Will registration with the US Securities and Exchange Commission (SEC) help or hinder those hedge funds seeking institutional clients?

It is probable that institutional investors who still recall the Long Term Capital Management debacle as if it happened only yesterday will be comforted by the registration requirement, although a delegate at the recent ‘Excellence in Absolute Returns’ conference in London, claimed that registration would not prevent a Refco-like situation.

Recent research by Greenwich Associates shows that most hedge funds favour registration. Nearly 85 per cent of hedge funds in Europe are registered with at least one regulatory authority, as opposed to 57 per cent of US hedge funds. In both markets, large funds are most likely to be registered.

Hedge funds that do not want to register with the SEC will have to impose two-year lock-up periods for investors. This situation might prove equally attractive to institutional investors.

High profile hedge fund multi-managers, the Fortune Group, which hosted the conference contended that pension fund trustees nervous of “hot money” might welcome a two-year commitment to hedge funds.

Dan Shapiro, a partner at New York-based law firm, Schulte, Roth & Zabel said funds of hedge funds had informed him that this alternative to SEC registration was damaging their businesses. A two-year lock-up period conflicted with the obligation on funds of hedge funds to provide quarterly and sometimes monthly redemptions.

Hedge funds are going to be forced to decide whether they wish to become the preserve of the super-rich as they have been historically, or whether they bite the bullet, get registered with the SEC and build businesses that are palatable to the institutional investment market.

What is less open to question is whether the costs associated with registering with the SEC will be passed on to investors in higher annual management fees.

Nearly 95 per cent of hedge funds surveyed by Greenwich Associates said their compliance costs had risen in 2005. New compliance department recruitment contributed greatly to this increase. About 90 per cent of funds said their compliance staffing levels rose last year, with most funds experiencing increases in the region of 10-25 per cent. Other factors fuelling increased compliance costs were IT expenditures, fees paid to outside consultants and the expense of preparing registration documentation and planning for registration.

Any rise in annual management fees will only serve to further depress the already disappointing performance of funds of hedge funds at a time when they are trying to reverse the asset outflows of the fourth quarter of 2005.

Some commentators blame the poor returns on the rising cost of borrowing which led to massive deleveraging in the hedge fund industry in the fourth quarter of last year. They say it is not a double-digit hedge fund return environment anymore because, for instance, you can no longer borrow money at 2.5 per cent in the US.

But as we report on page 6, if fund of hedge fund returns have underwhelmed investors, spare a thought for those institutions which poured their money into investable hedge fund indices and suffered even worse performance.

The world of investable hedge fund indices is said to be in disarray and not only on account of poor returns. Although it is staying relatively tight-lipped, Standard and Poor’s is thought to be reconsidering its investable indices contract with US-based managed account platform, PlusFunds.

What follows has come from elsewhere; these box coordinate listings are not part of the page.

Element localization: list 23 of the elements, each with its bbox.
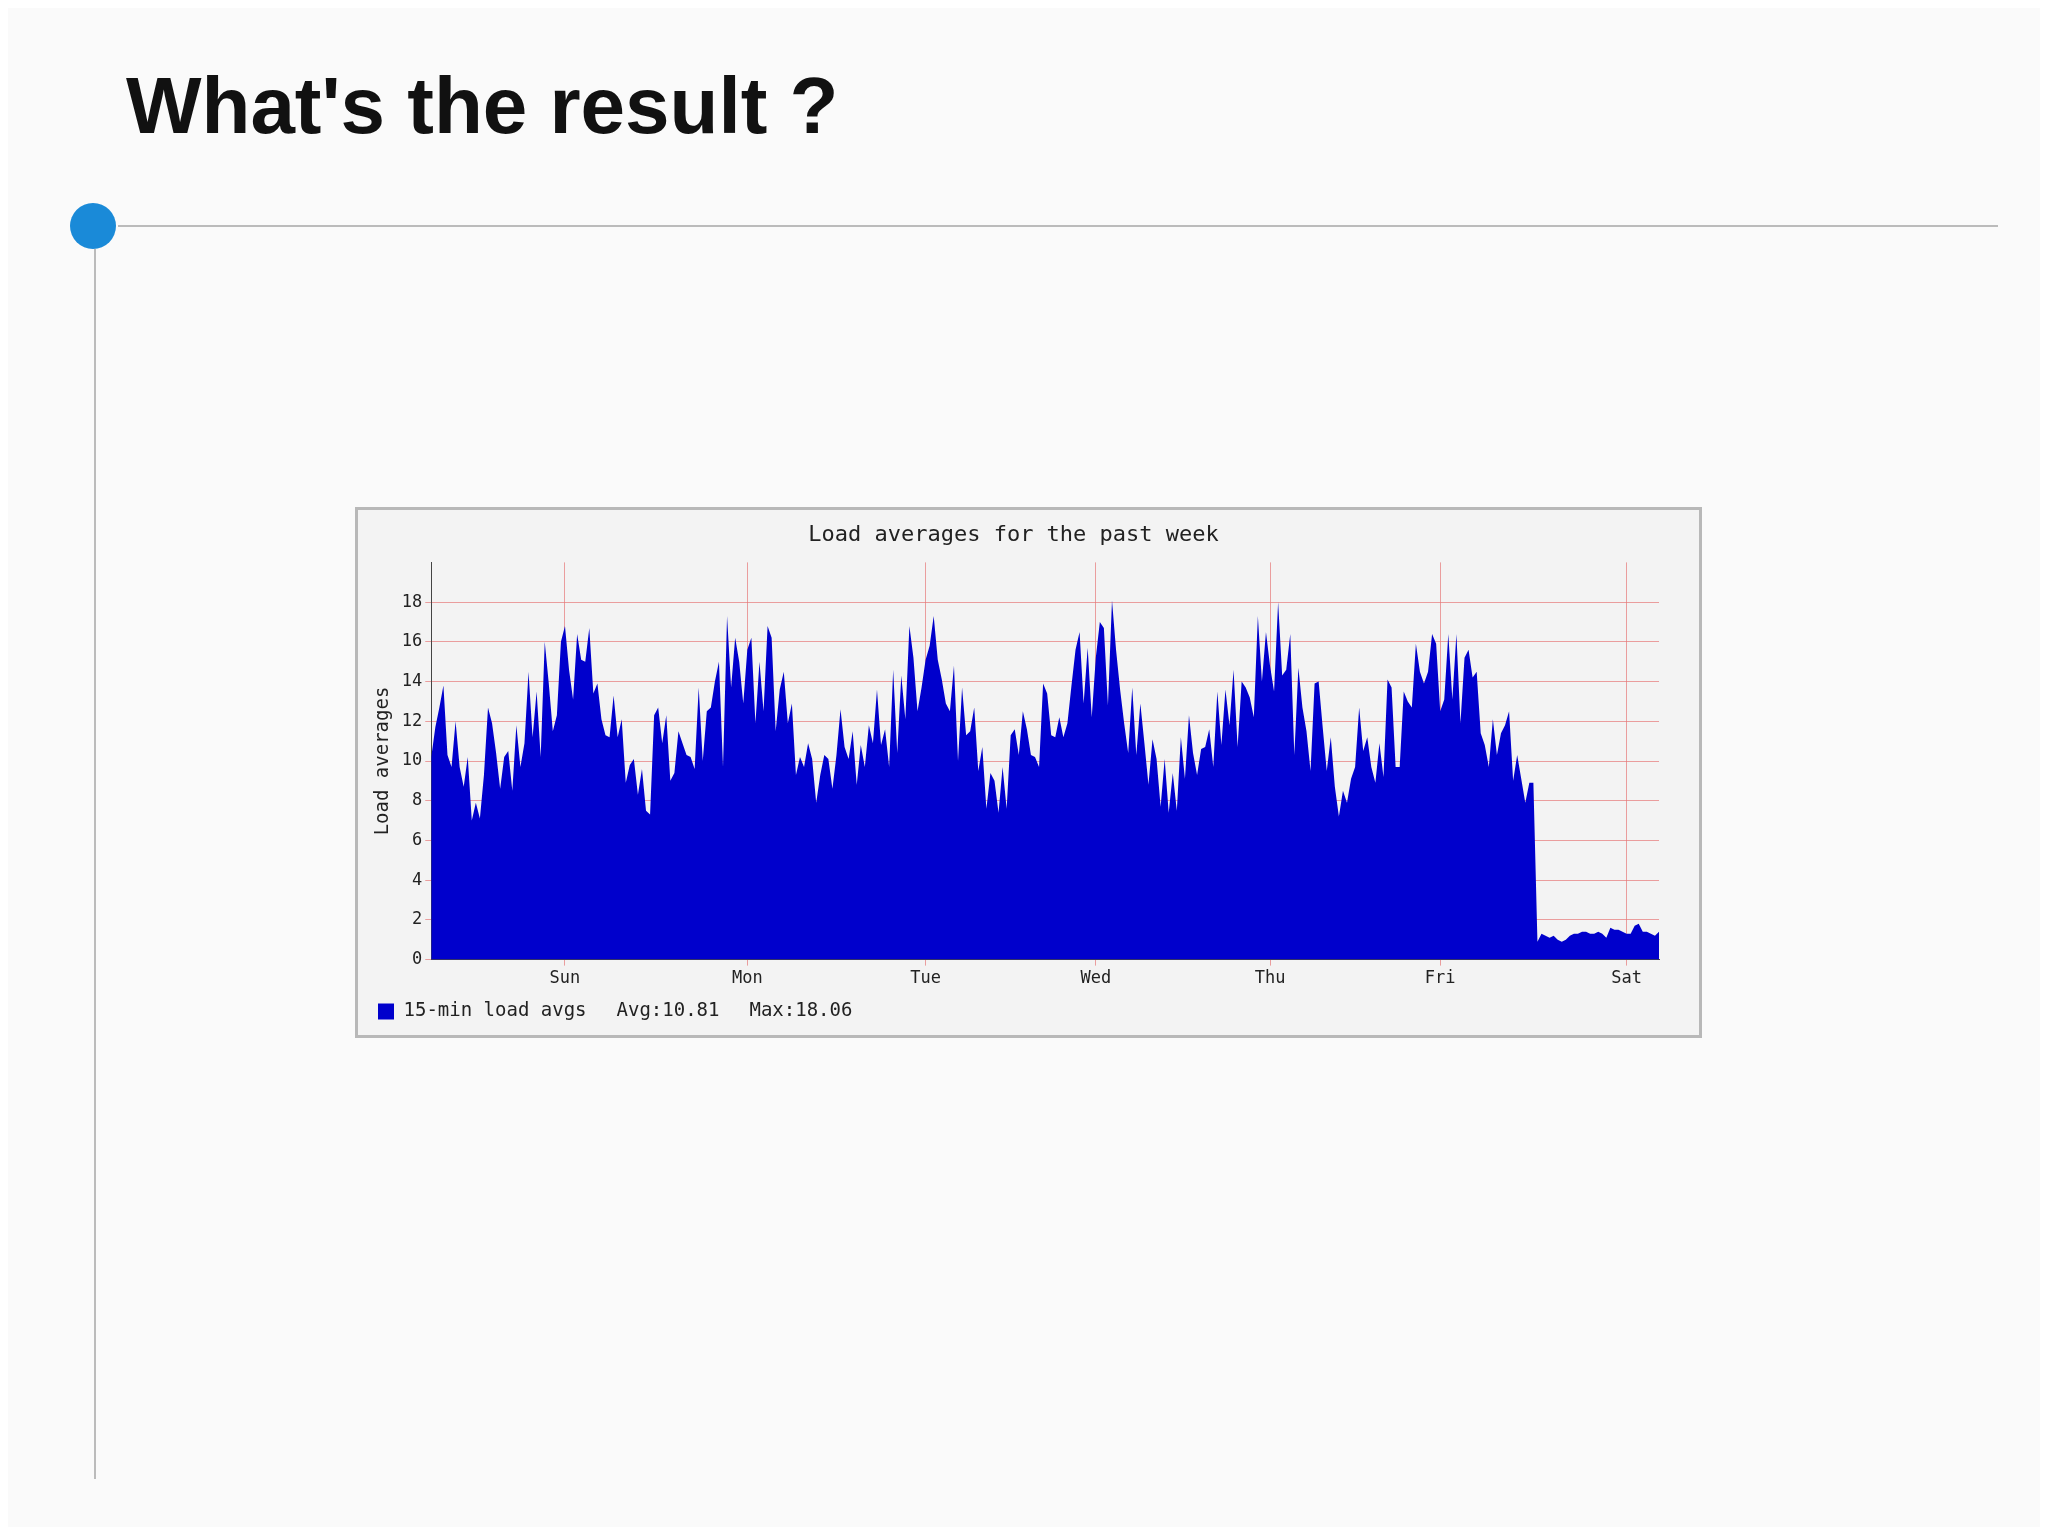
y-tick-label: 14 [401,669,423,690]
y-tick-label: 12 [401,709,423,730]
x-tick-label: Tue [910,967,941,988]
y-tick-label: 16 [401,630,423,651]
x-tick-label: Sun [549,967,581,988]
y-tick-label: 0 [412,948,423,969]
x-tick-label: Mon [731,967,763,988]
chart-subtitle: Load averages for the past week [808,520,1219,546]
x-tick-label: Fri [1424,967,1456,988]
text: Max:18.06 [749,998,853,1021]
y-tick-label: 18 [401,590,423,611]
chart-title: What's the result ? [126,60,839,152]
legend-label: 15-min load avgs [403,998,587,1021]
y-tick-label: 2 [412,908,423,929]
y-tick-label: 6 [412,828,423,849]
x-tick-label: Sat [1611,967,1642,988]
text: Avg:10.81 [616,998,720,1021]
y-tick-label: 10 [401,749,423,770]
x-tick-label: Thu [1254,967,1286,988]
y-axis-title: Load averages [370,686,393,836]
y-tick-label: 4 [412,868,423,889]
y-tick-label: 8 [412,789,423,810]
x-tick-label: Wed [1080,967,1112,988]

In 2002, PlusFunds won an exclusive licence to launch investment funds tracking the S&P Hedge Fund Index and its sub-indices.

Despite rumours of problems, managed account platforms, which are sometimes derided as “supercharged middle offices” have attracted a lot of institutional investors. One of the reasons for this success is their ability to satisfy institutional rules and guidelines and to enable a bank to wrap products with notes which, from a probity standpoint, is more appealing than looking at the name of an unregulated offshore fund.

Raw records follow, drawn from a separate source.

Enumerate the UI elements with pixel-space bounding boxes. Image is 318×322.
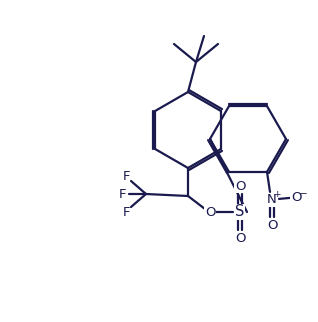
Text: F: F [122, 205, 130, 219]
Text: F: F [122, 169, 130, 183]
Text: +: + [273, 190, 281, 199]
Text: F: F [118, 187, 126, 201]
Text: O: O [235, 232, 245, 244]
Text: N: N [267, 194, 277, 206]
Text: O: O [267, 219, 277, 232]
Text: −: − [299, 189, 308, 199]
Text: O: O [205, 205, 215, 219]
Text: O: O [235, 179, 245, 193]
Text: S: S [235, 204, 245, 220]
Text: O: O [291, 191, 301, 204]
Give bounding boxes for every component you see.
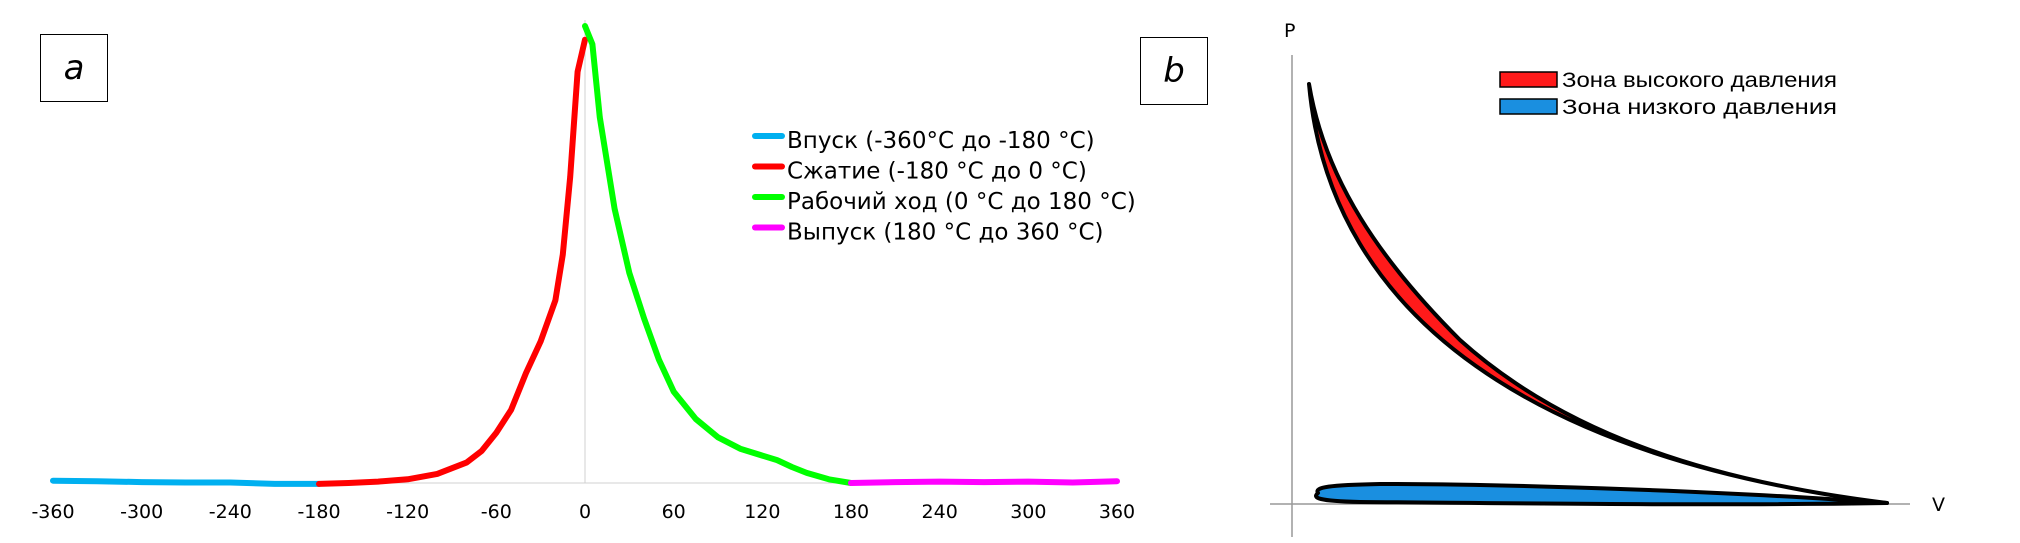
series-line-2 [316,36,588,487]
legend-label-3: Рабочий ход (0 °C до 180 °C) [787,189,1136,215]
x-tick-label: -60 [481,501,512,523]
x-axis-label: V [1932,494,1945,516]
x-tick-label: -180 [297,501,340,523]
x-tick-label: 0 [579,501,591,523]
x-tick-label: -120 [386,501,429,523]
x-tick-label: 60 [662,501,686,523]
x-tick-label: 240 [922,501,958,523]
series-line-1 [50,477,322,487]
legend-label-4: Выпуск (180 °C до 360 °C) [787,220,1104,246]
x-tick-label: 300 [1010,501,1046,523]
panel-label-b: b [1140,37,1208,105]
legend-label-b-1: Зона высокого давления [1562,69,1837,92]
legend-label-1: Впуск (-360°C до -180 °C) [787,128,1095,154]
legend-label-b-2: Зона низкого давления [1562,96,1837,119]
x-tick-label: -360 [31,501,74,523]
x-tick-label: 120 [744,501,780,523]
x-tick-label: 360 [1099,501,1135,523]
x-tick-label: -240 [209,501,252,523]
x-tick-label: 180 [833,501,869,523]
high-pressure-zone [1307,82,1889,505]
y-axis-label: P [1284,20,1295,42]
panel-label-a: a [40,34,108,102]
legend-swatch-b-1 [1499,71,1558,88]
low-pressure-zone [1314,482,1889,507]
x-tick-label: -300 [120,501,163,523]
legend-label-2: Сжатие (-180 °C до 0 °C) [787,159,1087,185]
legend-swatch-b-2 [1499,98,1558,115]
series-line-3 [582,23,854,486]
series-line-4 [848,478,1120,486]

It is perhaps naïve of institutional investors to think they can put ever-increasing amounts of money into hedge funds and still expect stellar returns. Quality must surely be sacrificed for capacity. For every one good manager, there are any number of bad managers. Industry practitioners complain that while institutional investors have expressed interest in hedge funds, talk is not being translated into action.

And hedge fund managers observe that when institutions do commit to investing, it can take up to 18 months for the money to come through. But if the oft-promised flood of institutional money was ever to deluge hedge funds, it is doubtful whether the industry could handle it effectively. Investment returns would be the first casualty.